This will see all venues being built for the 2032 Brisbane Olympic and Paralympic Games, including the Victoria Park stadium, exempt from major planning laws – including the Environmental Protection Act, the Planning Act, the Queensland Heritage Act, the Local Government Act, and the Nature Conservation Act.
The state government noted the new amendments are being introduced to streamline delivery of the 2032 Games to ensure projects are not held up by potential legal challenges - with the laws to cover all venues and the athletes' villages.
The proposed law changes will mean final planning sign-off for all Games venues will rest with the QLD Government, rather than councils.
QLD Deputy Premier, Minister for State Development, Infrastructure and Planning Jarrod Bleijie said the amendments would ensure legislation was fit for purpose with a clear line of sight for project accountability adding “the 2032 Delivery Plan set a course of action, now we’re getting on with the job of delivering it.”
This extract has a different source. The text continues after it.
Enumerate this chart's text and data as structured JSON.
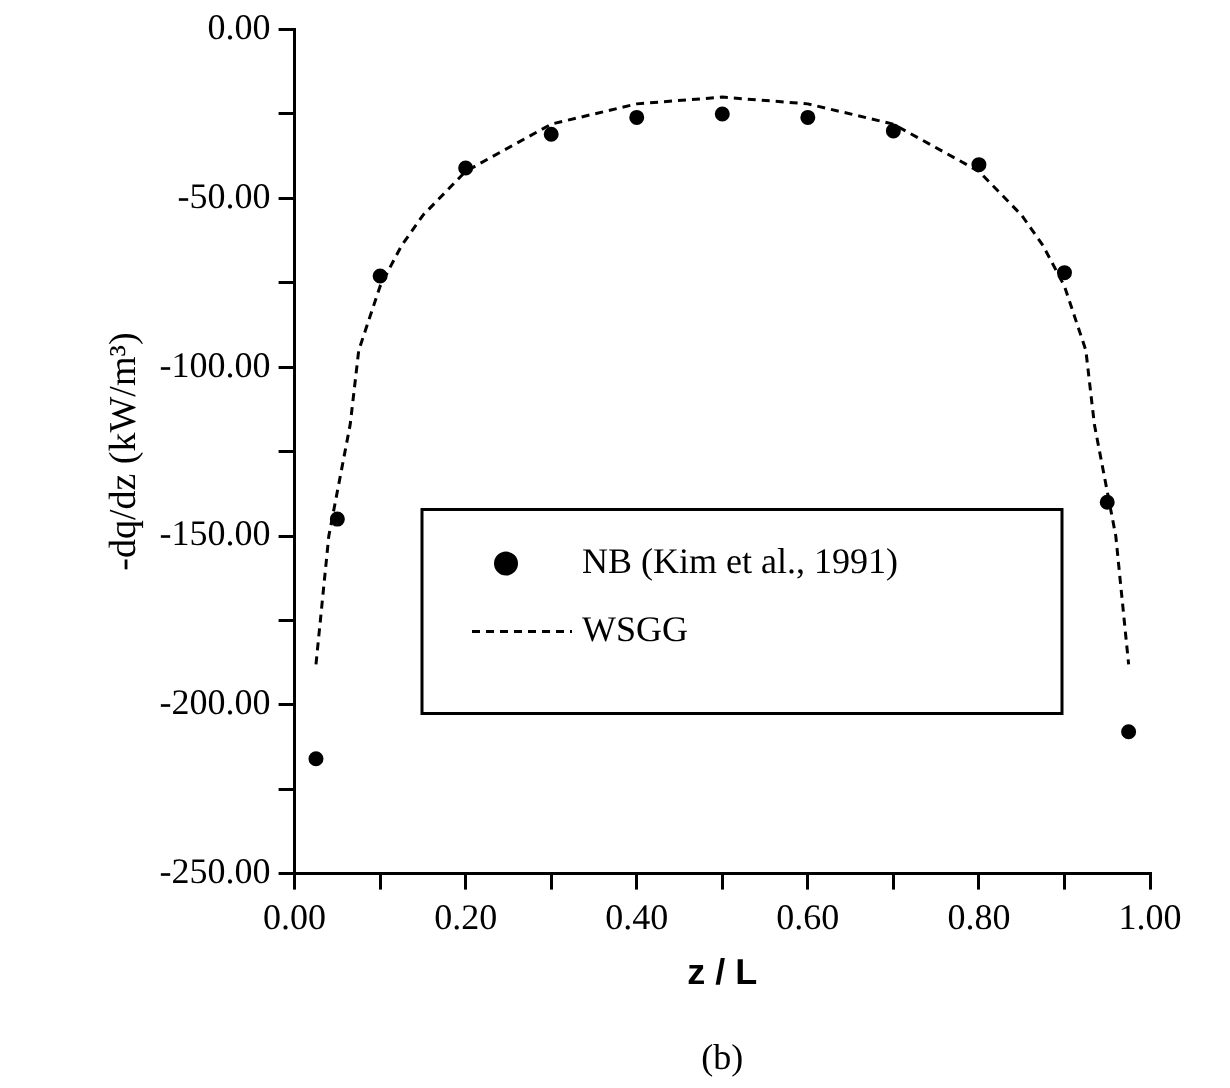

He also promised "appropriate checks and balances".
Games infrastructure will also be subject to building compliance laws.
Following completion of the 100 Day Review and the release of the 2032 Delivery Plan, the QLD Government’s focus is firmly on delivery. With venues being built for the 2032 Brisbane Olympic and Paralympic Games exempt from major planning rules, the QLD Government aims to ensure “GIICA and the State can successfully deliver the generational infrastructure for Queenslanders, on time and on budget.”
QLD Minister for Sport and Racing and Minister for Olympic and Paralympic Games Tim Mander said changes to the Act would create greater efficiency and agility for the Brisbane 2032 Organising Committee to deliver an exceptional Games.
Minister Mander noted “Stakeholders and partners made it clear through the 100 Day Review that the current governance arrangements had added an additional level of complexity to the delivery and coordination of the Games.
“Amendments to the Act will see the total number of directors on the Brisbane 2032 Organising Committee Board reduce from 24 to 15 in line with the recommendations from the review.
“This will reduce bureaucracy and streamline processes allowing experts, like Andrew Liveris AO, President of the Brisbane 2032 Organising Committee, and his team to get on with the job of delivering the best Games yet.”
Save Victoria Park spokeswoman Rosemary O'Hagan spoke to ABC "You have to actually question … what is so wrong with these developments that they're putting in for the Olympics that they have to remove so many legal safeguards to actually build them.
"What is the point of having heritage protection and environmental protection if you're just going to override it all?"
O'Hagan told ABC Save Victoria Park remained committed to safeguarding the 64 hectares of green space adding "this is too important to just roll over and let the bulldozers roll in.”
A controversial revisiting of plans to build a 63,000 capacity stadium as the main venue for the 2032 Brisbane Olympics and Paralympics was announced in March 2025 by Queensland Premier David Crisafulli.
He defended the development of a new stadium at the heritage listed Victoria Park adjacent to the Brisbane CBD despite having promised prior to being elected last year that he would not back the building of a new stadium for the Games, noting that there was "no longer time" to upgrade the Gabba.
When Brisbane was awarded the 2032 Olympic and Paralympic Games, it also came with a widely publicised landmark promise: the world’s first “climate-positive” games.
Both Paris 2024 and Los Angeles 2028 made voluntary pledges. But Brisbane 2032 was the first contractually required to be climate-positive. This was enshrined in the original 2021 Olympic Host Contract, an agreement between the IOC, the State of Queensland, Brisbane City Council and the Australian Olympic Committee.
But the host contract quietly changed with all references to “climate-positive” having been replaced with weaker terminology. The move was not publicly announced.